Olivia Walch ordinarily would have seen the announcement for a cartoon contest. As an avid comics-and-crosswords reader, she misses little in the middle of the Style section. Except that in May, while The Post was announcing its contest for "America's Next Great Cartoonist," Walch happened to be sitting obliviously at Oxford, temple-deep in Waugh.

Walch, a rising senior at the College of William and Mary, was completing a semester abroad. The math and biophysics double major recalls being in Oxford University's Evelyn Waugh Room, reading the great writer's works and sitting beneath an imposing painting of Waugh himself when comic inspiration struck. Her dad, back in Fairfax Station, had told her about the contest. "You should do it!" he urged.

The prize was $1,000 and the winner's strip would run for a month in Style and on the Comic Riffs blog, as well as be considered for syndication. Walch, who turns 21 this weekend, had been seriously drawing cartoons for only three years -- topical cartoons for William and Mary's campus paper, the Flat Hat -- but she decided she'd give the contest a shot.

Some 500 other aspiring cartoonists did, too. By reader poll, Walch bested the lot of 'em.

Post readers cast nearly 8,000 votes over two rounds of competition, and Walch's comic, "Imogen Quest," was the favorite in both rounds.

She was floored. "I've never seriously sat down and considered being a syndicated cartoonist as my career," says Walch, a native of Princeton, N.J., whose family moved to Virginia when she was 11. "In my mind, I'll go on to a doctorate in science and perhaps mathematics. But this contest has opened up a whole new world."

When Walch received the news she'd won, she was as on-the-go as ever in pursuit of her studies. Reached Tuesday evening in New York, she was taking a break from a computational cell biology class at a Cold Spring Harbor molecular biology lab. Thrilled, she immediately called her mother and father, whom she calls "the most supportive parents in the universe."

Did she inherit her cartooning talent from these supportive parents? "Well, my dad used to be an architect, so I inherited from him writing in block capital letters," Walch said wryly. "And my mom, I recently found drawings of hers [from when] she was a teenager: They're really good re-creations of the 'Peanuts' characters." (Mark Anthony Walch is now a software executive; Sharon Murphy Walch is a technology teacher at Rockledge Elementary in Woodbridge.)
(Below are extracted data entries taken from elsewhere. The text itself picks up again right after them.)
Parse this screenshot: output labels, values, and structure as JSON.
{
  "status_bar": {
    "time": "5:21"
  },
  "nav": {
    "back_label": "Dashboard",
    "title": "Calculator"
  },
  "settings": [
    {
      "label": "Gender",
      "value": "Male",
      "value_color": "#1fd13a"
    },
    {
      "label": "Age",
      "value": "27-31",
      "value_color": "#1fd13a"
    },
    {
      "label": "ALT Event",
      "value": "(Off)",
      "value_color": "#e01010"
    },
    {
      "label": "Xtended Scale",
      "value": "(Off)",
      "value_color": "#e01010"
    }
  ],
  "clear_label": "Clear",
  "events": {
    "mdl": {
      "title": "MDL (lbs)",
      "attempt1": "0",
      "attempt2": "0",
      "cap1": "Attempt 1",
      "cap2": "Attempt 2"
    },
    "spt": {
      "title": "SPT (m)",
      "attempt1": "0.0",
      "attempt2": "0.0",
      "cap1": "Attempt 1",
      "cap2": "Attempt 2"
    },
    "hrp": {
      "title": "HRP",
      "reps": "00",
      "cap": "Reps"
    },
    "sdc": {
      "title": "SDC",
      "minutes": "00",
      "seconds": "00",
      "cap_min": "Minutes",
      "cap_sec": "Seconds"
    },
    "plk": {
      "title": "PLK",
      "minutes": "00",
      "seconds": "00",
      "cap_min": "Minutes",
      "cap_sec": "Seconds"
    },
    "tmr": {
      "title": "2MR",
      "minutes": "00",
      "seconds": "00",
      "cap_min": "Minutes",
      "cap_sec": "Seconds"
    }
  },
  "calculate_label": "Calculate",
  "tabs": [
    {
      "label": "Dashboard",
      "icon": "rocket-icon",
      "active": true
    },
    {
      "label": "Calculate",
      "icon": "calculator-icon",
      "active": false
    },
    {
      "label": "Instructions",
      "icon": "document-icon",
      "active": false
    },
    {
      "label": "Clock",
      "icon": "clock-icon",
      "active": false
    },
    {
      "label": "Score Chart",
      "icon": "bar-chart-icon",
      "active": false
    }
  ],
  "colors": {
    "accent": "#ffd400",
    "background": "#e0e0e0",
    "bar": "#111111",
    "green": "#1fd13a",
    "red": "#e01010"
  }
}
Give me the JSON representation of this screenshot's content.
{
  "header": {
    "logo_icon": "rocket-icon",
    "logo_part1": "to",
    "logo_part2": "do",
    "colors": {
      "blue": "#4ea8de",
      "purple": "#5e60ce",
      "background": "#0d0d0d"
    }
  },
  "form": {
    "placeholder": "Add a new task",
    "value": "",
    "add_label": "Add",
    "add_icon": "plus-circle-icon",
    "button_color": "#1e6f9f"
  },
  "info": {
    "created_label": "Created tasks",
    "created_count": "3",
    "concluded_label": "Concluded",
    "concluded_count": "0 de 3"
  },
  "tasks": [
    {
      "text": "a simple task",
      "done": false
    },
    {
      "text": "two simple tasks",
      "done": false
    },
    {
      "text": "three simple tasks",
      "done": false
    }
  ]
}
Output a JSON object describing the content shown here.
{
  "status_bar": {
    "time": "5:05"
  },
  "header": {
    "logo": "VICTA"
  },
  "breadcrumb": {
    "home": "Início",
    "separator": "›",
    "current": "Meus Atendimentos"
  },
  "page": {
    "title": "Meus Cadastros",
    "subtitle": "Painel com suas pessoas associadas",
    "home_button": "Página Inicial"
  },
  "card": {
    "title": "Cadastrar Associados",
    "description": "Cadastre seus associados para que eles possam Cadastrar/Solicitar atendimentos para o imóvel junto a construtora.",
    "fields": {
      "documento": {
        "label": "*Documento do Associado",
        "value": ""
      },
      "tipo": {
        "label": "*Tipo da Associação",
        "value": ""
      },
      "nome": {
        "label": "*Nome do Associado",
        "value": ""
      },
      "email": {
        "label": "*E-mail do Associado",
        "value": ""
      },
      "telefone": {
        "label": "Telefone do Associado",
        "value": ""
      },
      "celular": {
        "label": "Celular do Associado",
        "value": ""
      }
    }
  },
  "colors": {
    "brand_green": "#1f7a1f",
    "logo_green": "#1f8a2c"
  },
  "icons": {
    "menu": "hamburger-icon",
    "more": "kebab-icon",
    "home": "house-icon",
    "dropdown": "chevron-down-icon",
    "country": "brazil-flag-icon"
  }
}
Walch's dad fostered her interest in comics in the first place, in a strangely comic way. He noticed she loved "Peanuts," and when she was old enough, he introduced her to the more adult strips.

"When I turned 14, my dad was like, 'You ever read "Doonesbury"? Oh, incidentally, I used to get his mail all the time.' "

Seems when he was a younger man, Mark Walch lived down the street in Connecticut from "Doonesbury" creator Garry Trudeau. Somehow Trudeau's mail would get delivered to Walch.

How could Mr. Walch have known, though, that several decades hence, his only daughter would be voted the winner of "America's Next Great Cartoonist" contest -- and that one of the celebrity judges would be Trudeau himself?